Les adolescentes ont parlé de fellations faites sous la menace, d’attouchements et d’autres formes d’agressions sexuelles commises par des élèves entre les murs des écoles. Photo: Annik MH de Carufel Le Devoir

Société

Des élèves d’écoles secondaires de Montréal et des intervenantes communautaires lancent un cri du coeur : des violences sexuelles surviennent dans les écoles, mais ne sont pas prises au sérieux.

Selon ce que Le Devoir a appris, 7 élèves, accompagnées de deux intervenantes, sont venues livrer des témoignages troublants en pleine séance du conseil des commissaires de la Commission scolaire de Montréal (CSDM), mercredi soir.

Elles ont raconté des histoires qui ont bouleversé les commissaires. Les filles ont parlé de fellations faites sous la menace, d’attouchements et d’autres formes d’agressions sexuelles commises par des élèves entre les murs des écoles.

Ces étudiantes proviennent de trois écoles secondaires publiques de la CSDM, d’une école secondaire privée et d’une autre école pour des élèves ayant des besoins particuliers.

Émilie Martinak, une des intervenantes qui ont accompagné les sept élèves lors de leur témoignage devant le conseil de la CSDM, mercredi, explique:

« Les violences sexuelles dans les écoles sont tellement courantes qu’elles deviennent banalisées »
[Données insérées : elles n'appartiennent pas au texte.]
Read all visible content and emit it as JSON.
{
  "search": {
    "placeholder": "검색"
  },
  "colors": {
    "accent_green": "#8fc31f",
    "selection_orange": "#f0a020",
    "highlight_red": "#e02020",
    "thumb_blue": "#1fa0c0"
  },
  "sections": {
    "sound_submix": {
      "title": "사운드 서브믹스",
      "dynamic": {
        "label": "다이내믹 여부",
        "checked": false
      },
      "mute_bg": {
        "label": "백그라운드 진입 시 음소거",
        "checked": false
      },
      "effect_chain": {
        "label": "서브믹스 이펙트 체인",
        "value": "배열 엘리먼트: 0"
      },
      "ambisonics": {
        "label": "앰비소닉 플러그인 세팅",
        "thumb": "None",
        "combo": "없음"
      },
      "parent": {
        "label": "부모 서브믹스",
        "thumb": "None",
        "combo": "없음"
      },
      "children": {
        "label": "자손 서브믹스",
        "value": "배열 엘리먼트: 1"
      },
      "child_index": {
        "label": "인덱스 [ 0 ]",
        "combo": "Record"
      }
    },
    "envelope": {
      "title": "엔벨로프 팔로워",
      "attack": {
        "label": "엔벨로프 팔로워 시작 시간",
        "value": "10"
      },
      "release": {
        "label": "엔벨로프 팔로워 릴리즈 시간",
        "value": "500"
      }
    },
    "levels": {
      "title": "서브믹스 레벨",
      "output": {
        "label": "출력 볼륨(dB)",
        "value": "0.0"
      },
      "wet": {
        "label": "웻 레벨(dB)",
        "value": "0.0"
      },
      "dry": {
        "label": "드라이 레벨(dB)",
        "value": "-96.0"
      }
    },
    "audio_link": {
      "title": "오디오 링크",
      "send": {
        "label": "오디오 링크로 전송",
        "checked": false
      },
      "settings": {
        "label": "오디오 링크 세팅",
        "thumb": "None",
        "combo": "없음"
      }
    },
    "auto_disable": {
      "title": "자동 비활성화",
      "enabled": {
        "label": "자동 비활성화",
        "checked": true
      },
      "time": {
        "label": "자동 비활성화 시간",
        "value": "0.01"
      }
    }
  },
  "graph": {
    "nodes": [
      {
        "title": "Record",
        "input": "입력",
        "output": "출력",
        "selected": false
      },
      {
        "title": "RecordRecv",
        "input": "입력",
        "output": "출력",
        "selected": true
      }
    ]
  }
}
Mme Martinak et son équipe ont décidé d’alerter les commissaires pour secouer l’apathie du milieu scolaire — directions d’école, enseignants et autres membres du personnel. Les plaintes d’élèves restent généralement sans suite, selon elle.

Urgence d’agir

Mme Martinak coordonne un programme de prévention de l’exploitation sexuelle à la Maison d’Haïti, un organisme communautaire du quartier Saint-Michel, à Montréal. Le projet accompagne chaque année entre 112 et 129 élèves de Montréal.

Son constat est accablant : 90 % des participantes disent avoir déjà subi des attouchements dans les écoles, dont 20 % de manière répétitive.

Presque toutes les filles disent avoir déjà reçu des photos non sollicitées d’organes génitaux de garçons. Et les cas de fellations obtenues sous la menace et l’intimidation ne sont pas rares, déplore Émilie Martinak.

Le gouvernement a fini par agir contre les violences sexuelles dans les universités quand des femmes ont dénoncé les agressions. Il faut maintenant agir contre les violences sexuelles dans les écoles secondaires.
— Marjorie Villefranche, directrice de la Maison d’Haïti

Comme à l’université, elle estime qu’un protocole clair est essentiel dans toutes les écoles secondaires pour accueillir les plaintes, mener les enquêtes, sanctionner les agresseurs et accompagner les victimes.

« Les filles qui dénoncent un attouchement ne sont pas prises au sérieux, dit Émilie Martinak. Elles se font dire par les surveillants “Je n’ai rien vu” ou “Tu l’as cherché”. Les écoles ont tendance à fermer les yeux et à blâmer les victimes. »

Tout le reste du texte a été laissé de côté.